19 August, 2002
I've already told you about the Captain of the Healy, and today I'm going to tell you about two more of the officers on board. CDR (Commander) Doug Russell is the Executive Officer on board the Healy and second in command to the Captain. His room is right next to ours and I can vouch for the fact that he gets a lot of phone calls. For the first few days I would try to answer those that came late at night, because I was not awake enough to realize the ringing was coming from the room next door! CDR Russell (everyone calls him XO) has been in the Coast Guard for 20 years, and he's been on the Healy for one year. CDR Russell is an engineer by trade. Prior to coming on board the Healy, he was commanding officer in charge of the Coast Guard office in New Orleans where he was overseeing construction of the Coast Guard's newest motor life boats These are boats that are not only extremely rugged, but they can roll over and keep going! They'll be used on both coasts and on the Great Lakes. He has also served on a ship in the Northwest Atlantic doing fisheries work on the Georges Bank, and he did three years of Coast Guard work in Miami with alien migration interdiction operations and drug enforcement. This is his third cruise to the Arctic; he loves it because it is never the same and each day is a new challenge. He is excited about traveling where few people get to go.

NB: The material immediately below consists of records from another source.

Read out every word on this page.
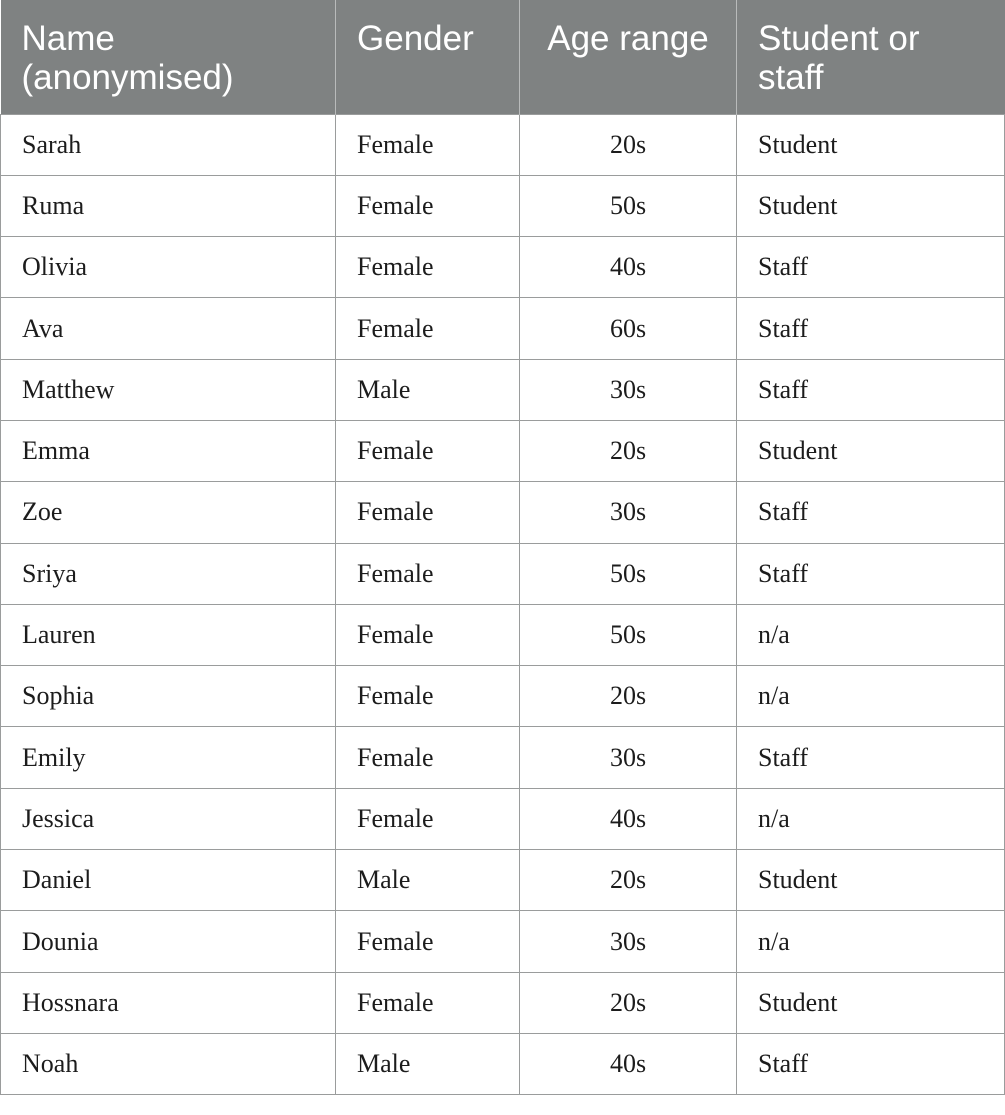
Name (anonymised)	Gender	Age range	Student or staff
Sarah	Female	20s	Student
Ruma	Female	50s	Student
Olivia	Female	40s	Staff
Ava	Female	60s	Staff
Matthew	Male	30s	Staff
Emma	Female	20s	Student
Zoe	Female	30s	Staff
Sriya	Female	50s	Staff
Lauren	Female	50s	n/a
Sophia	Female	20s	n/a
Emily	Female	30s	Staff
Jessica	Female	40s	n/a
Daniel	Male	20s	Student
Dounia	Female	30s	n/a
Hossnara	Female	20s	Student
Noah	Male	40s	Staff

On board the Healy, CDR Russell's job involves personnel and administration duties. He ensures that the Captain's vision is carried out. Each day, CDR Russell prepares the Plan of the Day that lists all the events of the day and includes a cartoon for everyone's enjoyment. Also on a daily basis, CDR Russell checks with the "customers," the scientists in this case. There is a considerable amount of planning that goes into a cruise such as this, and CDR Russell is an important part of that planning. Another of his duties is to write a weekly report for the families of the crew. The report is posted on the web and distributed to the families through a crewmember's wife who is on land. I can really appreciate that part of his job! On occasion, CDR Russell deals with personnel issues ranging from medical concerns to discipline to keeping the correct number of cooks on board at one time. His work involves interfacing with the Operational Commander of the Pacific Area (based in California) regarding the ship's schedule, budget, and training operations. In addition to all his other responsibilities, CDR Russell watches out for the ship's morale and overall cleanliness. He repeatedly stressed to me that he loves the camaraderie of this crew; they are a great group and they always get the job done! With all that he does on board, CDR Russell's favorite part of his job is driving the ship. He says it puts all his senses on edge, especially when he is driving in ice or fog.

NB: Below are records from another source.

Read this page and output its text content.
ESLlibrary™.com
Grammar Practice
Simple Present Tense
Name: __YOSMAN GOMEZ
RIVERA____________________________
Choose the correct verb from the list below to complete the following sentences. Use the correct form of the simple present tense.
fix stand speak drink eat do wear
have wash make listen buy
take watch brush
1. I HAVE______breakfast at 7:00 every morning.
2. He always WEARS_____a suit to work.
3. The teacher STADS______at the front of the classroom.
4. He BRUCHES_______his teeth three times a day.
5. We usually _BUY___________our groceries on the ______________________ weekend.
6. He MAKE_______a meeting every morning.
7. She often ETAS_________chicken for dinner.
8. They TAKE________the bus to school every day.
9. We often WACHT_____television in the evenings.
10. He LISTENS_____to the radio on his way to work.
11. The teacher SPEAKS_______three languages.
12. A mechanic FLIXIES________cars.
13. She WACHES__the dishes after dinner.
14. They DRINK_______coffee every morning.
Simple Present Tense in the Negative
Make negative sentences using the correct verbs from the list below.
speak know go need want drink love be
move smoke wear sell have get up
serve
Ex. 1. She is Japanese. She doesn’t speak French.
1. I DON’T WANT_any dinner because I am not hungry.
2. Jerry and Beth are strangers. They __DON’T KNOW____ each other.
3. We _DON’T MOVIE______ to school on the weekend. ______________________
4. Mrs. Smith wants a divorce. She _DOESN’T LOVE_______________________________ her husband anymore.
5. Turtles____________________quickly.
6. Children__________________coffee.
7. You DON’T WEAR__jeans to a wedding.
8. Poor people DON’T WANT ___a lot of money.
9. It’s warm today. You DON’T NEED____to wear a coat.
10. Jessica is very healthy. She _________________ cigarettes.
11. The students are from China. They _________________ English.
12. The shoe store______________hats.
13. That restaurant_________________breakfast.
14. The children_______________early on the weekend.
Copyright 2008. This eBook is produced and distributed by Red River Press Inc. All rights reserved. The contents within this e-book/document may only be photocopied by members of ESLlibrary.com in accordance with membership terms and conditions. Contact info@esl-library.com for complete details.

LCDR (Lieutenant Commander) Joe Segalla, the Operations Officer (OPS), came on board the Healy in July of 2001. He's been in the Coast Guard for 20 years in a number of different capacities. He served for two years in Florida doing law enforcement, and he parcticipated in a Navy-Coast Guard exchange where he served on board a Navy destroyer in the Mediterranean Sea. He was also a commanding officer on board a patrol boat in Alaska, doing search and rescue, law enforcement, and fisheries work. After graduate school where he received a Masters degree in Industrial Administration, LCDR Segalla worked in Alaska overseeing the installation of VHF communications sites all long the coast. His current job on board the Healy depends to a great extent on whether or not the ship is in ice. When the ship is in ice, his most important job is ice reconnaissance. He takes regular helicopter flights to map the ice conditions, and he tries to plan the best route for the ship to take (fastest and safest). Although we have not dealt with a lot of ice on this cruise, the spring SBI cruise often faced difficult ice conditions. On one occasion, it took them four hours to travel two miles and, on another occasion, it took them nearly twelve hours to go one mile! At that time, even the satellites didn't help because they showed nearly 100% ice cover. When checking ice conditions, the helicopter pilots fly first at up to 1000 feet above the ice and then again at only 75 feet above the ice since the ice can look so different from the two heights. Checking ice conditions is critical when science is going on because the chief scientist, the captain, and LCDR Segalla must all work together to plan which stations can be reached and which might need to be adjusted.
In addition to ice reconnaissance, LCDR Segalla has a number of other responsibilities on board. He is responsible for navigation, computers, and communications on board, and he oversees the big picture of what's happening with the science operations. It's his job to make sure that we're positioned correctly and that the ship is moving just as soon as a station is complete. If you have followed my journals, you know how important that is! Another part of that job is overseeing the Deck Division which includes all small boat operations as well as the deck equipment such as the cranes and anchors. In addition, LCDR Segalla's job involves a lot of coordination, for example with engineering, supplies, the helicopter pilots, the medical personnel, and the chief scientist. He also trains the OODs (Officer Of the Deck) in ship handling. LCDR Segalla told me that he has been on a number of ships, some of which were built in the 1960's, and the difference in technology on board the Healy is huge! He loves being on board the Healy for that reason and because he enjoys working with a crew that is on board because they all want to be here!